The Netherlands’ agricultural output is so intensive that waste manure now exceeds the country’s own environmental standards. The national government has been working out how to actively contract the agriculture industry to bring nitrogen emissions under control. The productivity that made Dutch farming famous is now colliding with environmental limits in a country that has almost no room to absorb the runoff.

That tension doesn’t resolve the admiration for what Dutch farmers have built, but it’s an important caveat to any “why can’t we farm like the Dutch” argument.

Dutch expertise travels

Despite the domestic pressures, Dutch agricultural knowledge is in demand globally. In January 2023, Dutch farming firms brought their expertise to Kentucky.

By May 2023, Rotterdam had opened a floating cattle farm — a multi-story farm built on a barge in the harbor, producing milk within the city. You can tour Floating Farm.
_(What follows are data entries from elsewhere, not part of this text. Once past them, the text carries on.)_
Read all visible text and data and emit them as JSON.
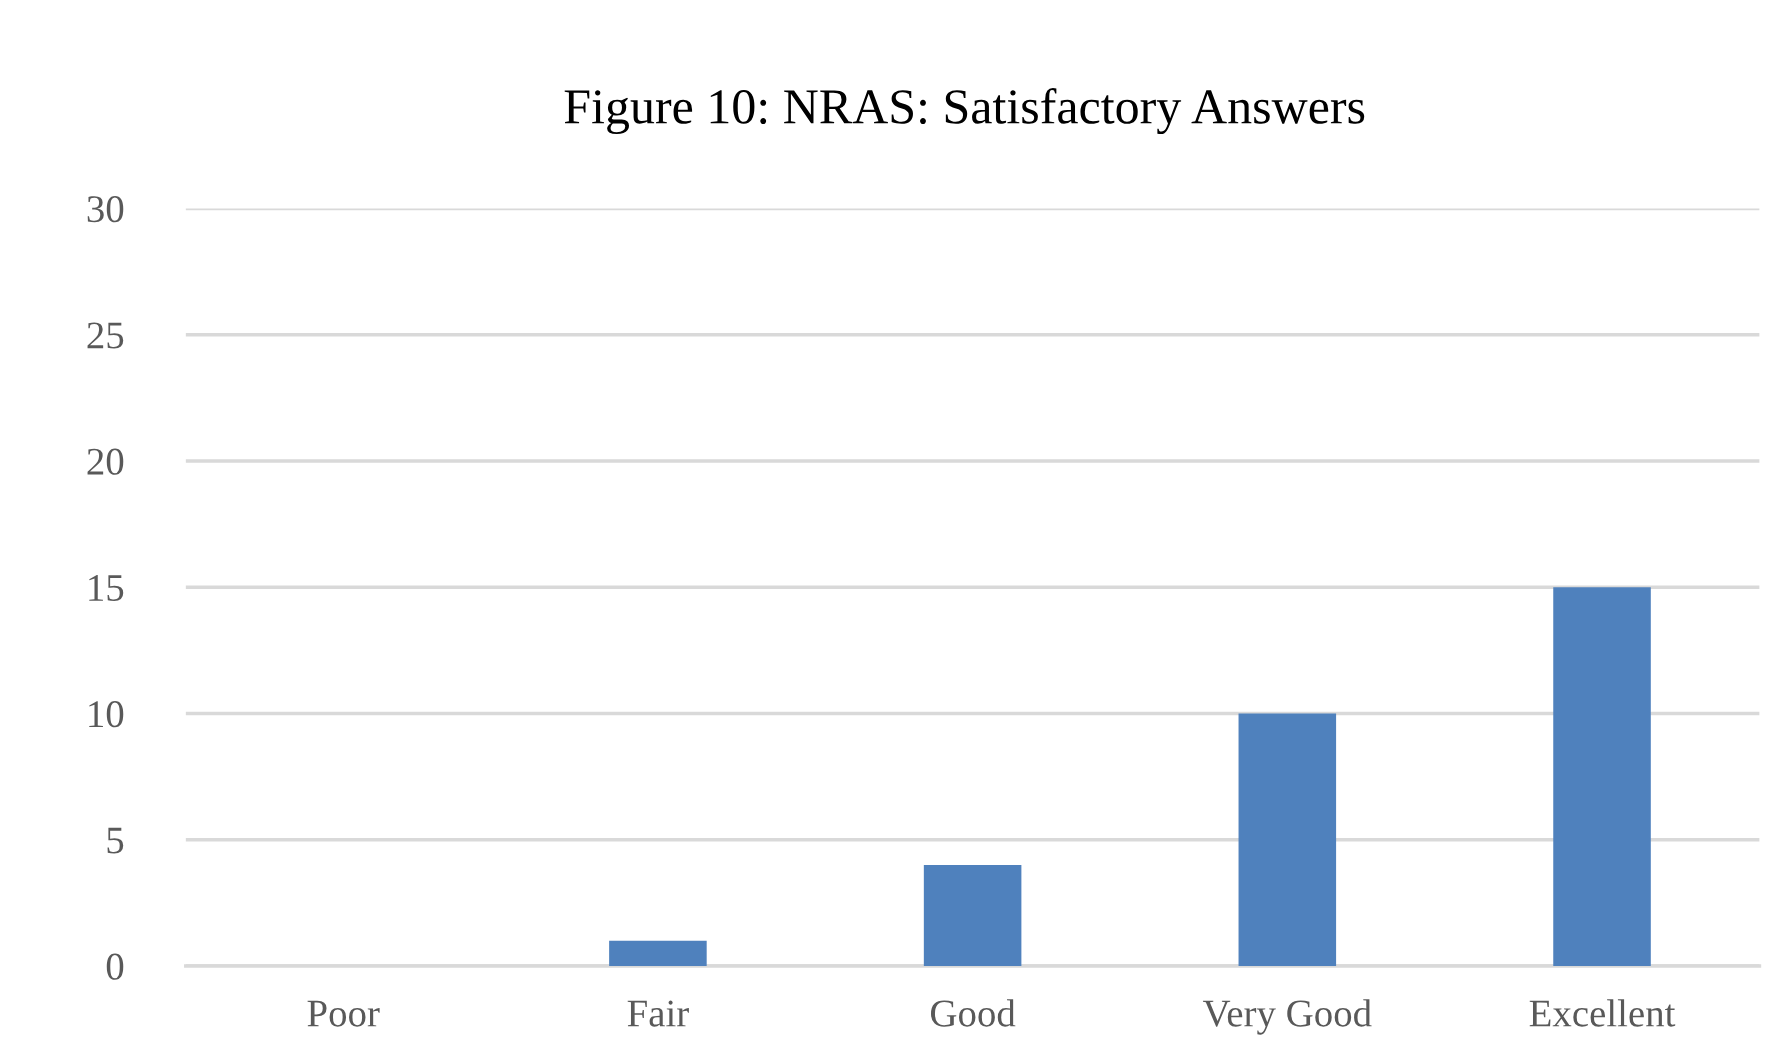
{
  "chart_data": {
    "type": "bar",
    "title": "Figure 10: NRAS: Satisfactory Answers",
    "categories": [
      "Poor",
      "Fair",
      "Good",
      "Very Good",
      "Excellent"
    ],
    "values": [
      0,
      1,
      4,
      10,
      15
    ],
    "color": "#4f81bd",
    "ylim": [
      0,
      30
    ],
    "yticks": [
      0,
      5,
      10,
      15,
      20,
      25,
      30
    ],
    "grid": "y",
    "legend": false
  }
}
From farmland to transit: the same underlying lesson

By early 2024 the thread had drifted from agriculture to land use and transit. The same constraint that pushes Dutch farmers into vertical greenhouses and floating barns shapes how the Dutch build cities and move people.
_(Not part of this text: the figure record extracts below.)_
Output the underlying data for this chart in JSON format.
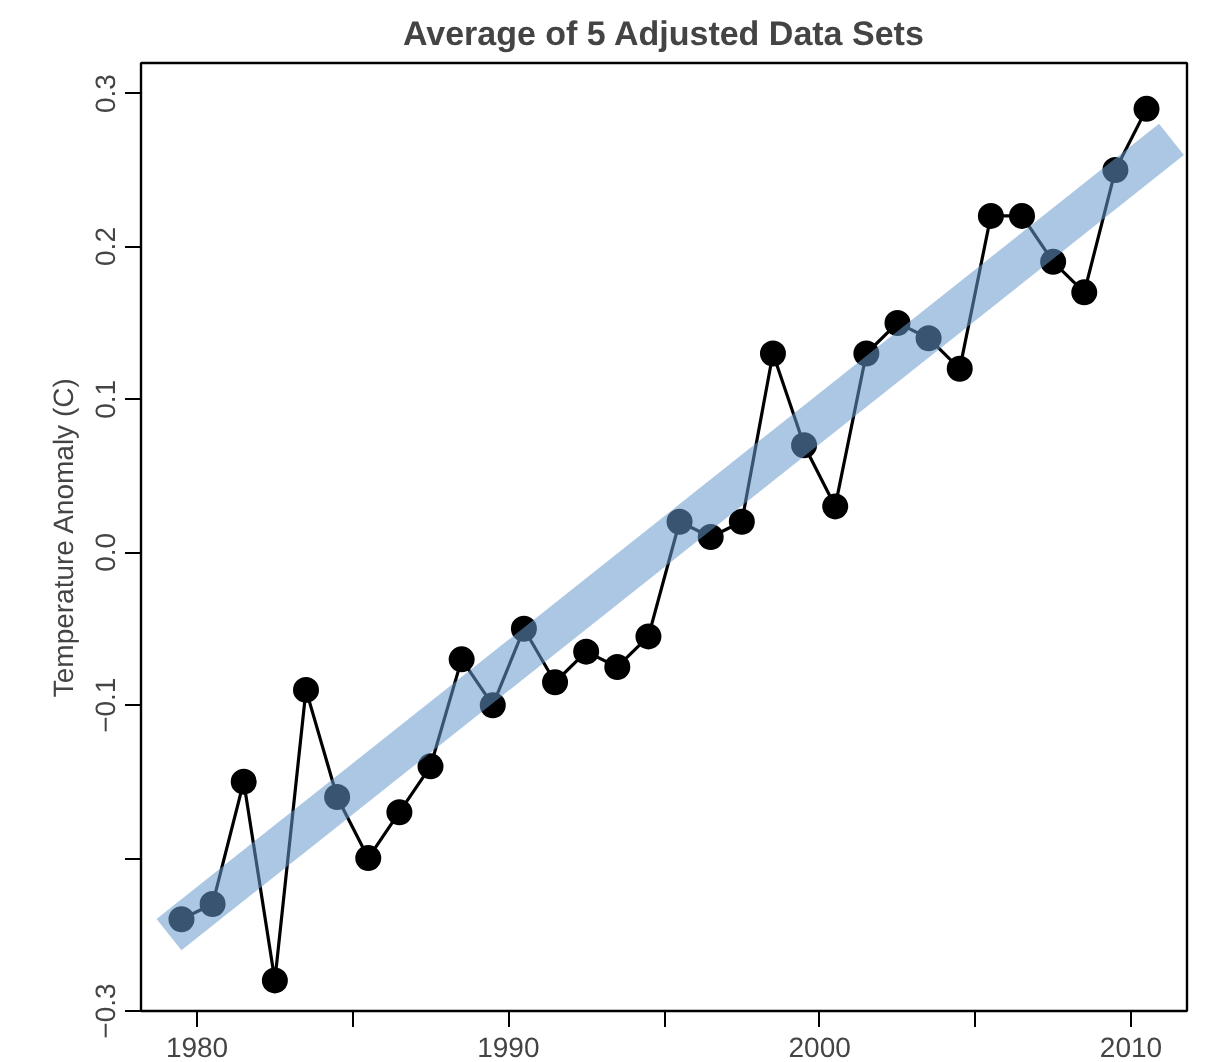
{
  "chart_data": {
    "type": "line",
    "title": "Average of 5 Adjusted Data Sets",
    "ylabel": "Temperature Anomaly (C)",
    "marker": "circle",
    "line_style": "solid",
    "grid": false,
    "x": [
      1979.5,
      1980.5,
      1981.5,
      1982.5,
      1983.5,
      1984.5,
      1985.5,
      1986.5,
      1987.5,
      1988.5,
      1989.5,
      1990.5,
      1991.5,
      1992.5,
      1993.5,
      1994.5,
      1995.5,
      1996.5,
      1997.5,
      1998.5,
      1999.5,
      2000.5,
      2001.5,
      2002.5,
      2003.5,
      2004.5,
      2005.5,
      2006.5,
      2007.5,
      2008.5,
      2009.5,
      2010.5
    ],
    "xlim": [
      1978.2,
      2011.8
    ],
    "xticks": [
      1980,
      {
        "value": 1985,
        "label": null
      },
      1990,
      {
        "value": 1995,
        "label": null
      },
      2000,
      {
        "value": 2005,
        "label": null
      },
      2010
    ],
    "ylim": [
      -0.3,
      0.32
    ],
    "yticks": [
      {
        "value": -0.3,
        "label": "−0.3"
      },
      {
        "value": -0.2,
        "label": null
      },
      {
        "value": -0.1,
        "label": "−0.1"
      },
      {
        "value": 0.0,
        "label": "0.0"
      },
      {
        "value": 0.1,
        "label": "0.1"
      },
      {
        "value": 0.2,
        "label": "0.2"
      },
      {
        "value": 0.3,
        "label": "0.3"
      }
    ],
    "series": [
      {
        "color": "#000000",
        "values": [
          -0.24,
          -0.23,
          -0.15,
          -0.28,
          -0.09,
          -0.16,
          -0.2,
          -0.17,
          -0.14,
          -0.07,
          -0.1,
          -0.05,
          -0.085,
          -0.065,
          -0.075,
          -0.055,
          0.02,
          0.01,
          0.02,
          0.13,
          0.07,
          0.03,
          0.13,
          0.15,
          0.14,
          0.12,
          0.22,
          0.22,
          0.19,
          0.17,
          0.25,
          0.29
        ]
      },
      {
        "color": "#6699cc",
        "marker": "none",
        "x": [
          1979.1,
          2011.3
        ],
        "values": [
          -0.25,
          0.27
        ]
      }
    ]
  }
}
In May 2022, CTA and Metra together provided 315,481 rail rides per day. The Dutch national railway (“NS”) carried over 1,000,000 per day. The raw gap is about 3.2x, but the Netherlands has 2.1x more people than the seven-county Chicago metro region, so on a per-capita basis NS carries about 1.5x more rides per resident per day than CTA and Metra combined — and that’s before counting Amsterdam, Rotterdam, and The Hague’s separate tram and metro systems.

In February 2024, NS announced its 2025 timetable. One change stood out: they were going to increase service to every 10 minutes between The Hague, Rotterdam, and Dordrecht. To put that in Chicago terms, it would be like Metra running through-trains from Hyde Park to Highland Park every 10 minutes because it takes about two hours today, with frequencies every 1-2 hours (We should #BuildTheTunnel.)

The travel time comparison makes it even starker. The Hague to Dordrecht via Rotterdam takes a fraction of the time it takes to travel a comparable corridor in the Chicago region — not because the trains are faster, but because the network is integrated, the frequency is high, and stations are where people actually want to go.

What connects all of this

The Netherlands has spent decades — centuries, really — solving the problem of doing more with less space. In agriculture, that means precision, intensity, and now painful reckoning with environmental limits. In cities and transit, it means integrated networks, high frequency, and land use patterns that make transit work.